Basil Schader: Sie weisen auf ein wirklich tragisches Phänomen hin. Für den ergänzenden Albanischunterricht in der Schweiz haben wir ausserordentlich nützliche Lehrtexte entwickelt und Trainingsseminare, Präsentationen usw. organisiert. In dieser Hinsicht fehlt es an nichts. Was fehlt, sind die Schüler, die diesen Unterricht fortsetzen.
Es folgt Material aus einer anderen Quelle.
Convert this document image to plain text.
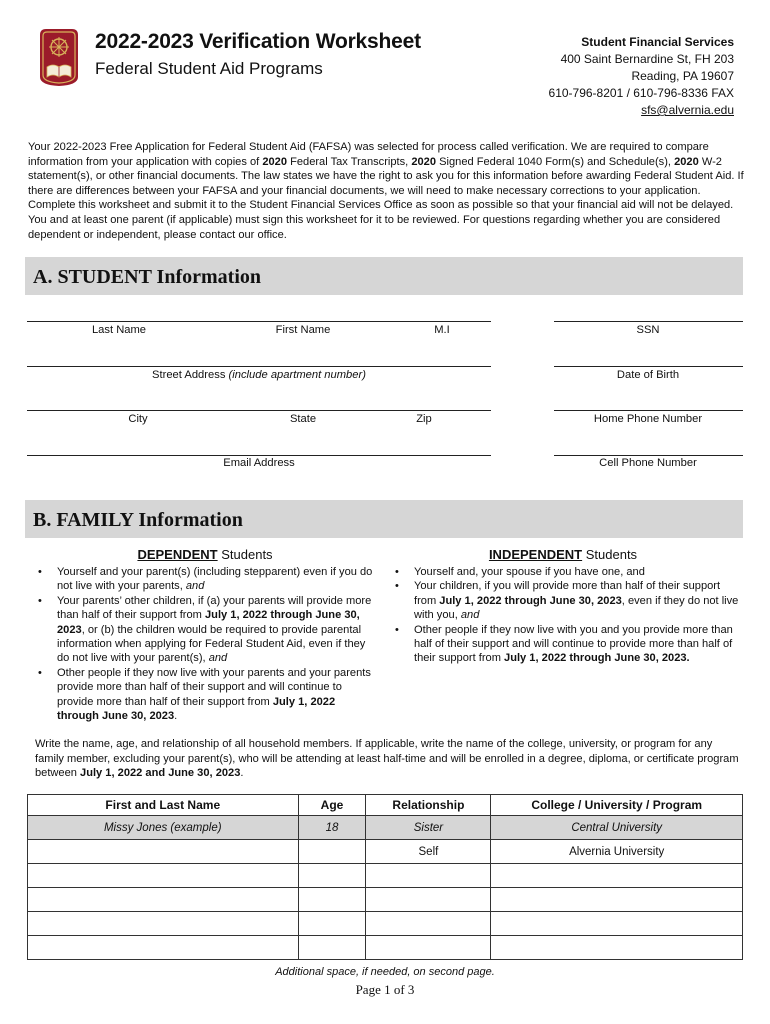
2022-2023 Verification Worksheet
Federal Student Aid Programs
Student Financial Services
400 Saint Bernardine St, FH 203
Reading, PA 19607
610-796-8201 / 610-796-8336 FAX
sfs@alvernia.edu

Your 2022-2023 Free Application for Federal Student Aid (FAFSA) was selected for process called verification. We are required to compare information from your application with copies of 2020 Federal Tax Transcripts, 2020 Signed Federal 1040 Form(s) and Schedule(s), 2020 W-2 statement(s), or other financial documents. The law states we have the right to ask you for this information before awarding Federal Student Aid. If there are differences between your FAFSA and your financial documents, we will need to make necessary corrections to your application. Complete this worksheet and submit it to the Student Financial Services Office as soon as possible so that your financial aid will not be delayed. You and at least one parent (if applicable) must sign this worksheet for it to be reviewed. For questions regarding whether you are considered dependent or independent, please contact our office.

A. STUDENT Information
Last Name	First Name	M.I	SSN
Street Address (include apartment number)	Date of Birth
City	State	Zip	Home Phone Number
Email Address	Cell Phone Number
B. FAMILY Information
DEPENDENT Students	INDEPENDENT Students
• Yourself and your parent(s) (including stepparent) even if you do not live with your parents, and
• Your parents’ other children, if (a) your parents will provide more than half of their support from July 1, 2022 through June 30, 2023, or (b) the children would be required to provide parental information when applying for Federal Student Aid, even if they do not live with your parent(s), and
• Other people if they now live with your parents and your parents provide more than half of their support and will continue to provide more than half of their support from July 1, 2022 through June 30, 2023.
• Yourself and, your spouse if you have one, and
• Your children, if you will provide more than half of their support from July 1, 2022 through June 30, 2023, even if they do not live with you, and
• Other people if they now live with you and you provide more than half of their support and will continue to provide more than half of their support from July 1, 2022 through June 30, 2023.

Write the name, age, and relationship of all household members. If applicable, write the name of the college, university, or program for any family member, excluding your parent(s), who will be attending at least half-time and will be enrolled in a degree, diploma, or certificate program between July 1, 2022 and June 30, 2023.

First and Last Name	Age	Relationship	College / University / Program
Missy Jones (example)	18	Sister	Central University
		Self	Alvernia University

Additional space, if needed, on second page.
Page 1 of 3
Die Gründe sind vielfältig: Von albanischen Eltern, die kein Interesse an diesem Unterricht zeigen (weil sie nicht verstehen, wie wichtig die Entwicklung einer zweisprachigen/zweikulturellen Identität ist und welchen Wert albanische Kenntnisse auch auf dem Arbeitsmarkt haben können), von den Schülern selbst, die kein Interesse zeigen, auch wegen der starken Konkurrenz durch andere Freizeitaktivitäten (Sport, Spiele usw.), und von Seiten des Schweizer Staates oder der kantonalen Behörden, die den ergänzenden Unterricht (nicht nur Albanisch) in das System und den Stundenplan der Schweizer Schule nicht ausreichend integrieren.
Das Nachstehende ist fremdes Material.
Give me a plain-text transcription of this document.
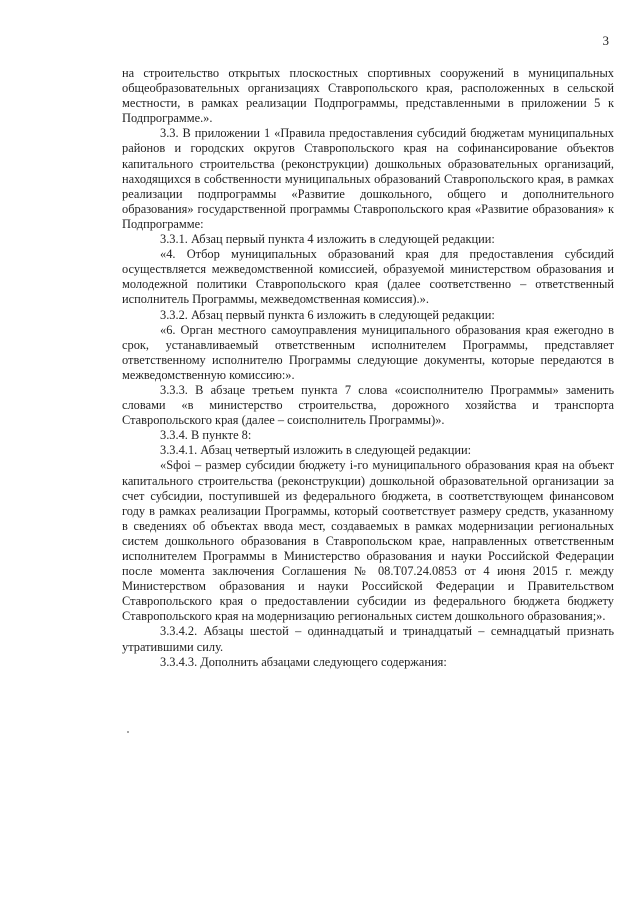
3

на строительство открытых плоскостных спортивных сооружений в муниципальных общеобразовательных организациях Ставропольского края, расположенных в сельской местности, в рамках реализации Подпрограммы, представленными в приложении 5 к Подпрограмме.».

3.3. В приложении 1 «Правила предоставления субсидий бюджетам муниципальных районов и городских округов Ставропольского края на софинансирование объектов капитального строительства (реконструкции) дошкольных образовательных организаций, находящихся в собственности муниципальных образований Ставропольского края, в рамках реализации подпрограммы «Развитие дошкольного, общего и дополнительного образования» государственной программы Ставропольского края «Развитие образования» к Подпрограмме:

3.3.1. Абзац первый пункта 4 изложить в следующей редакции:

«4. Отбор муниципальных образований края для предоставления субсидий осуществляется межведомственной комиссией, образуемой министерством образования и молодежной политики Ставропольского края (далее соответственно – ответственный исполнитель Программы, межведомственная комиссия).».

3.3.2. Абзац первый пункта 6 изложить в следующей редакции:

«6. Орган местного самоуправления муниципального образования края ежегодно в срок, устанавливаемый ответственным исполнителем Программы, представляет ответственному исполнителю Программы следующие документы, которые передаются в межведомственную комиссию:».

3.3.3. В абзаце третьем пункта 7 слова «соисполнителю Программы» заменить словами «в министерство строительства, дорожного хозяйства и транспорта Ставропольского края (далее – соисполнитель Программы)».

3.3.4. В пункте 8:

3.3.4.1. Абзац четвертый изложить в следующей редакции:

«Sфоi – размер субсидии бюджету i-го муниципального образования края на объект капитального строительства (реконструкции) дошкольной образовательной организации за счет субсидии, поступившей из федерального бюджета, в соответствующем финансовом году в рамках реализации Программы, который соответствует размеру средств, указанному в сведениях об объектах ввода мест, создаваемых в рамках модернизации региональных систем дошкольного образования в Ставропольском крае, направленных ответственным исполнителем Программы в Министерство образования и науки Российской Федерации после момента заключения Соглашения № 08.Т07.24.0853 от 4 июня 2015 г. между Министерством образования и науки Российской Федерации и Правительством Ставропольского края о предоставлении субсидии из федерального бюджета бюджету Ставропольского края на модернизацию региональных систем дошкольного образования;».

3.3.4.2. Абзацы шестой – одиннадцатый и тринадцатый – семнадцатый признать утратившими силу.

3.3.4.3. Дополнить абзацами следующего содержания:
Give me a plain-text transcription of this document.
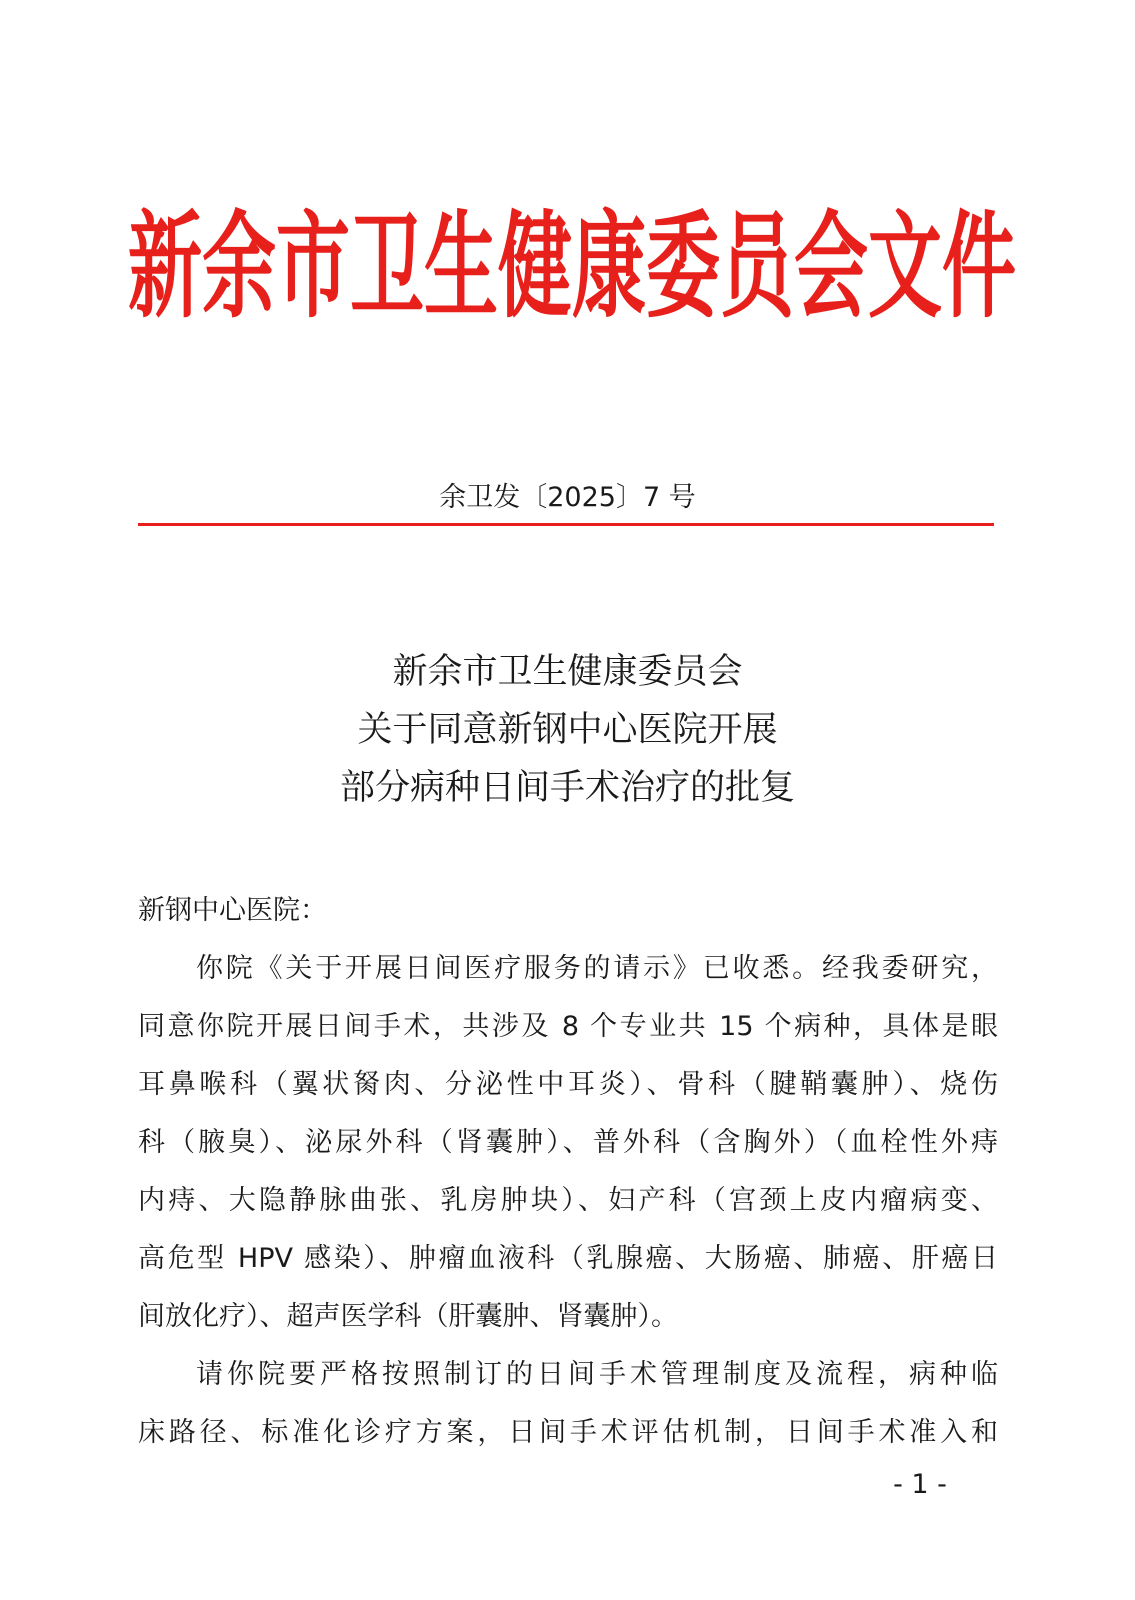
新余市卫生健康委员会文件
余卫发〔2025〕7 号
新余市卫生健康委员会
关于同意新钢中心医院开展
部分病种日间手术治疗的批复
新钢中心医院：
你院《关于开展日间医疗服务的请示》已收悉。经我委研究，
同意你院开展日间手术，共涉及 8 个专业共 15 个病种，具体是眼
耳鼻喉科（翼状胬肉、分泌性中耳炎）、骨科（腱鞘囊肿）、烧伤
科（腋臭）、泌尿外科（肾囊肿）、普外科（含胸外）（血栓性外痔
内痔、大隐静脉曲张、乳房肿块）、妇产科（宫颈上皮内瘤病变、
高危型 HPV 感染）、肿瘤血液科（乳腺癌、大肠癌、肺癌、肝癌日
间放化疗）、超声医学科（肝囊肿、肾囊肿）。
请你院要严格按照制订的日间手术管理制度及流程，病种临
床路径、标准化诊疗方案，日间手术评估机制，日间手术准入和
- 1 -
Meine Hoffnung ist, dass mit neuen Initiativen und einer verbesserten Zusammenarbeit mit den Schweizer Institutionen die derzeit katastrophale Situation etwas entschärft werden kann. Am besten fände ich die Integration des ergänzenden Unterrichts in den regulären Stundenplan, so dass z.B. jeden Dienstag von 10 bis 12 Uhr alle Schüler einer Schule zum ergänzenden Unterricht in ihrer Muttersprache gehen würden (einschliesslich der einheimischen Schüler, die einen Kurs über Schweizer Sprache und Kultur besuchen würden). Ein solches Experiment wurde mit grossem Erfolg in Basel (Schule St. Johann) durchgeführt, aber soweit ich weiss, wurde es nirgendwo sonst wiederholt.
Ohne die erwähnten Bemühungen besteht die Gefahr, dass das Albanische nach zwei, drei Generationen vielleicht nicht ganz verschwindet, aber auf einem sehr niedrigen Niveau bleibt, beschränkt auf sehr einfache kommunikative Fähigkeiten, auf die dialektische Form und ohne literarische Kompetenzen (Schreiben und Lesen). So würden die entsprechenden Kinder und Jugendlichen mehr oder weniger Analphabeten in ihrer Muttersprache bleiben. Das wäre eine ziemlich deprimierende Aussicht.